Dans cette famille bourgeoise qui joue au bonheur conjugal, c’est tout le talent de Chabrol qui se fait jour en cette période de révolution sexuelle de la fin des années 1960, quelque chose entre retenue et humour grinçant, une ambiance à couper au rasoir qu’accentue encore le jeu très particulier des acteurs : détachement feint de Bouquet, fausseté consommée de Stéphane Audran, sphinx impeccable et glacé, auquel son rôle de mère redonne toutefois les couleurs de la vie, la rendant plus humaine.

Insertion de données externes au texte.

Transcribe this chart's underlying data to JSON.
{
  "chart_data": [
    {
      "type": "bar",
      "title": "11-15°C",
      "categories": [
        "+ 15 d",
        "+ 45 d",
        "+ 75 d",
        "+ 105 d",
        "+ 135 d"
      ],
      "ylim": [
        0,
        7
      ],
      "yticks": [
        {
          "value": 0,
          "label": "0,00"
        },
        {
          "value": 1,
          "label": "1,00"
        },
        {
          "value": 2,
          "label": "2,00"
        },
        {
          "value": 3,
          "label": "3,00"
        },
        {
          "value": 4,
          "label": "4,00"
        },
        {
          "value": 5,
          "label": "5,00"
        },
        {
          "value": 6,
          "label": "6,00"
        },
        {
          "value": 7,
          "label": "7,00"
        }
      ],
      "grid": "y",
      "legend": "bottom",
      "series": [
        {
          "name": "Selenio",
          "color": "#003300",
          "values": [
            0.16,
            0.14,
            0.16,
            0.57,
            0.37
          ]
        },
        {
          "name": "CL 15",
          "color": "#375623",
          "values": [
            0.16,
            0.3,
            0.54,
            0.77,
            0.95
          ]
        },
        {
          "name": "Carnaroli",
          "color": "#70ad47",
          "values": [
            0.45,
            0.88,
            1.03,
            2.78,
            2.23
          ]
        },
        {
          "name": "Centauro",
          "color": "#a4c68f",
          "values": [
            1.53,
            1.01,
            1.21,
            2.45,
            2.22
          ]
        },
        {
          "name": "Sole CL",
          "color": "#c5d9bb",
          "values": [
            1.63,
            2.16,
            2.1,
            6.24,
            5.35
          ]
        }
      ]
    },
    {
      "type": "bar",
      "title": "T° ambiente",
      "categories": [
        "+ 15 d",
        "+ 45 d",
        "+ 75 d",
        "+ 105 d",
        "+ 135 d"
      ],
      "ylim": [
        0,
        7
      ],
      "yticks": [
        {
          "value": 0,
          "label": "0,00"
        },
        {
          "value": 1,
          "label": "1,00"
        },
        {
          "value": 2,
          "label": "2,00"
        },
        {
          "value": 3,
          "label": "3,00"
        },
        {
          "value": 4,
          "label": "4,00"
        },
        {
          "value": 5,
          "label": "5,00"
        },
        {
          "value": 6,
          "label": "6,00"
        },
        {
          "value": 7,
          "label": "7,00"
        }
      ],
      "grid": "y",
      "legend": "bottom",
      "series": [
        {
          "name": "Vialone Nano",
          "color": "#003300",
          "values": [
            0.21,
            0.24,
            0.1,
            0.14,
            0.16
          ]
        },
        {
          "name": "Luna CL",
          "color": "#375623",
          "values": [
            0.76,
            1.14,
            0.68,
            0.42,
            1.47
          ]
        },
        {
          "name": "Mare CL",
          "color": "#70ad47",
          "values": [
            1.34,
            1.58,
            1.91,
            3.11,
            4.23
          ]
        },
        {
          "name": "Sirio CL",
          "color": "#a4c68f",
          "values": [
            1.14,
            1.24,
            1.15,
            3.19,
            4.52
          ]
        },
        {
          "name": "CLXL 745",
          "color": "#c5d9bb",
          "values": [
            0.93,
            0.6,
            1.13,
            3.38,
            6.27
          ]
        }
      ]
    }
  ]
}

“Je ne pourrais pas me passer de mon fils” avoue t-elle à son amant après l’amour, l’une des rares scènes où on la sent vraiment sincère, presque “fragile”, sous le drap qui la recouvre, déesse de chair à peine entrevue dans ses dessous de satin blanc.


Et la machine se met en marche, les soupçons ont pris forme, se transformant en certitude depuis que Charles, grâce à une photo, connaît le visage de son rival, plus jeune et plus séduisant que lui, le mari bafoué, lui, cet homme de pouvoir, tellement fier de ce qu’il possède : sa grande maison, sa belle épouse, son jeune fils, tout ce qui contribue à la réussite d’un homme, ce TOUT, dont il se considère comme le propriétaire exclusif.


Impossible, à cet égard, de ne pas mentionner la scène la plus jubilatoire du film , celle de l’affrontement verbal entre le mari et l’amant : Bouquet, grandiose, parvient sous ses airs benoits et rassurants, à dissiper la gêne et l’inquiétude bien compréhensibles de Victor, se composant un personnage de mari compréhensif et large d’esprit qui partage avec sa femme une vie sans contraintes, faite de tolérance et de liberté réciproques.


L’amant, Maurice Ronet, excellent, pleinement rassuré, se laisse aller aux confidences, évoque sa première rencontre avec Hélène au cinéma, devient bavard : “ j’ai senti chez elle comme une disponibilité, et vous savez ce que j’apprécie le plus en elle? C’est sa douceur : on ne le dirait pas à la voir, comme ça, mais elle peut être si douce, après...”


Un étalage intime presque drôle, un échange au ton décalé qui va soudain virer au drame sans qu’on s’y attende vraiment, et quand l’intrigue policière surgit, c’est bien davantage comme catalyseur des sentiments des deux époux, finalement complices dans le crime : l’un pour l’avoir commis, l’autre pour s’être tue en comprenant.


“Flinguer la bourgeoisie”, comme l’a souvent dit Chabrol, mais surtout étudier le processus de recomposition d’un couple en perdition, et ce, quel qu’en puisse être le prix.
Une oeuvre perverse, un sommet du genre dans lequel jalousie et amour fou se conjuguent et se répondent, et pour le cinéaste une façon éclatante d’affirmer pour la première fois son entière liberté artistique en créant ce style auquel il injecte une bonne dose d’humour noir, s’amusant aux dépens du spectateur avec *malice et jubilation.